The $175 million contract to create the natural wetland includes:

  • Two pump stations,
  • Inflow and outflow canals,
  • Levees,
  • Culverts, and
  • Earthwork

Gov. Ron DeSantis made expediting the completion of the EAA Reservoir Project a key priority with one of his first executive orders.

The EAA Reservoir Project is a joint Everglades restoration project between SFWMD and the U.S. Army Corps of Engineers. The 6,500-acre STA, which is being built by SFWMD, will clean the water to meet state water quality standards before it is sent south.

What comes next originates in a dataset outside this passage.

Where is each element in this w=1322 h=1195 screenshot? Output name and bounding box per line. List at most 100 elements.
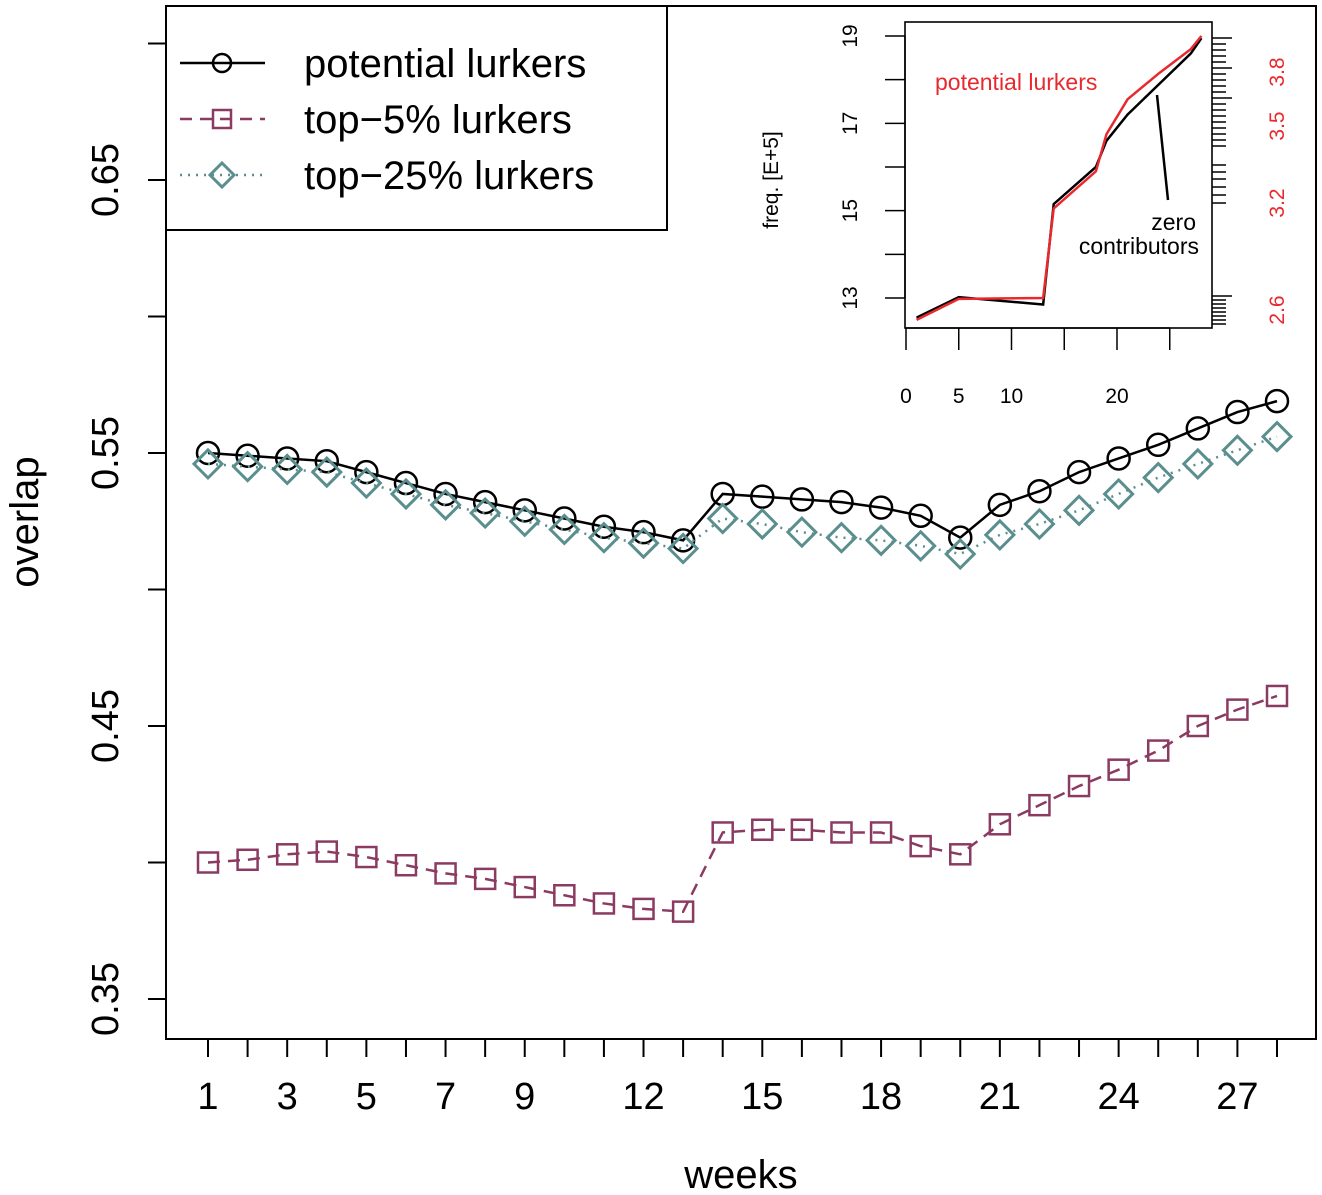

It is expected to be completed by 2023. The 10,500-acre reservoir, which is being built by the U.S. Army Corps of Engineers, will hold 240,000 acre-feet of water.

The District continues to advance all components of the Comprehensive Everglades Restoration Plan (CERP) all around South Florida to restore the Greater Everglades Ecosystem.

Chesapeake Basin Intersex Smallmouth Bass

U.S. Geological Survey

Fish biologist Vicki Blazer with the U.S. Geological Survey brought her team to the Shenandoah River in Front Royal, Virginia, to collect and study smallmouth bass, a species in which intersex characteristics have been linked to chemical contaminants in the Chesapeake Bay region.

Intersex conditions occur when exposure to chemicals disrupts the hormonal systems of an animal, leading to the presence of both male and female characteristics in an animal that should exhibit the characteristics of just one sex in its lifetime. In the case of smallmouth bass, male intersex fish are found with immature eggs in their testes, which indicates exposure to estrogenic and anti-androgenic chemicals.

“The sources of estrogenic chemicals are most likely complex mixtures from both agricultural sources, such as animal wastes, pesticides and herbicides, and human sources from waste water treatment plant effluent and other sewage discharges,” says Blazer, who first discovered intersex characteristics in fish while studying fish kills in the South Branch of the Potomac River and the Shenandoah River.